TRAVAIL - Il y a plus de chômeuses et certains secteurs restent très masculins selon une enquête de l’Insee publiée ce mercredi...
Ce n’est toujours pas simple d’être une femme sur le marché de l’emploi. Sans tomber dans la caricature, la parité au travail n’est pas encore une réalité selon l’Insee qui a publié ce mercredi
«Une photographie du marché du travail en 2007».
Ainsi,
les femmes sans emploi au sens du BIT sont donc plus nombreuses que les hommes, (8,5% contre 7,4%) et ce, à tous les âges.
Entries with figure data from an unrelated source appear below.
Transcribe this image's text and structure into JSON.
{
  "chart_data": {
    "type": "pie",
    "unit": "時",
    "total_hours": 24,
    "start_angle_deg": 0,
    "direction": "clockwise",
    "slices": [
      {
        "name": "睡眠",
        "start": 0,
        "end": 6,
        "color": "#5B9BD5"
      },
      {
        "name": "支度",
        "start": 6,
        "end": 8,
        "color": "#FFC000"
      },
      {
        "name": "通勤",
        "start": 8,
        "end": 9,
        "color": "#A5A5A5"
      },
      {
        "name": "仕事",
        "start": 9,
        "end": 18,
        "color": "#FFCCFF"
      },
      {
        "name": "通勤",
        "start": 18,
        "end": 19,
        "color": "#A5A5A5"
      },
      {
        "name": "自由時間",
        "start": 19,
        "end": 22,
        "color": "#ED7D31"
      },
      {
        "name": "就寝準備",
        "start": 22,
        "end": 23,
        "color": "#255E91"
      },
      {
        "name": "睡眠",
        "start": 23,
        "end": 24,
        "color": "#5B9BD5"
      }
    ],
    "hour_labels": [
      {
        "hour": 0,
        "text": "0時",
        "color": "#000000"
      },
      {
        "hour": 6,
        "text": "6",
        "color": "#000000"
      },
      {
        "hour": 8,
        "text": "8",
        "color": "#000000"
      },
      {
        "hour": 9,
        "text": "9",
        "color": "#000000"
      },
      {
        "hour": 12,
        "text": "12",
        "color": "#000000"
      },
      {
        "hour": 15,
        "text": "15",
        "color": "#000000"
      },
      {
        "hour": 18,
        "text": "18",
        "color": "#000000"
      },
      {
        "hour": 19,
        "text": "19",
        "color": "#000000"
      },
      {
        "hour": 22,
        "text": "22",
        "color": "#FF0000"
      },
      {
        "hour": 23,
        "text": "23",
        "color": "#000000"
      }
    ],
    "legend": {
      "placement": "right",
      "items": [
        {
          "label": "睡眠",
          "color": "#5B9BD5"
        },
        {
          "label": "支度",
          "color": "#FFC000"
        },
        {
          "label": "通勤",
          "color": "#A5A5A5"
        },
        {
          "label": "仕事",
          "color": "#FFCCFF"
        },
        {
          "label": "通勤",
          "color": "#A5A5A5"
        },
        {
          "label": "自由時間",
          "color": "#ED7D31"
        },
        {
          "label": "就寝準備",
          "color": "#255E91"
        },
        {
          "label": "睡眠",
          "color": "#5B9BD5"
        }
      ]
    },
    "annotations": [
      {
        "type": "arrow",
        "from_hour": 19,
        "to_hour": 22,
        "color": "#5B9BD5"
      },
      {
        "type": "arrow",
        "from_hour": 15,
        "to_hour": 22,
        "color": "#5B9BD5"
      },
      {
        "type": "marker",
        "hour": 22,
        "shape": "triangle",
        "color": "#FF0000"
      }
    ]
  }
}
Pour Corinne Prost, chef de la division Emploi de l'Insee, ce taux de chômage féminin est intimement lié au fait que «les femmes restent globalement moins diplômées que les hommes».
La construction et l’industrie, des bastions masculins
De plus, certaines catégories socio-professionnelles demeurent des bastions masculins comme la construction et l’industrie. Ces secteurs emploient plus de trois hommes sur dix, contre une femme sur dix. « Les disparités hommes-femmes sont toujours d’actualité. Une forme de ségrégation est encore présente dans certains secteurs très masculinisés», confirme Corinne Prost à 20minutes.fr.
Hommes et femmes n’occupent pas non plus les mêmes emplois: selon l’Insee «près de la moitié des femmes sont employées, contre seulement 13% des hommes, tandis que 35% des hommes sont ouvriers, contre seulement 8 % des femmes».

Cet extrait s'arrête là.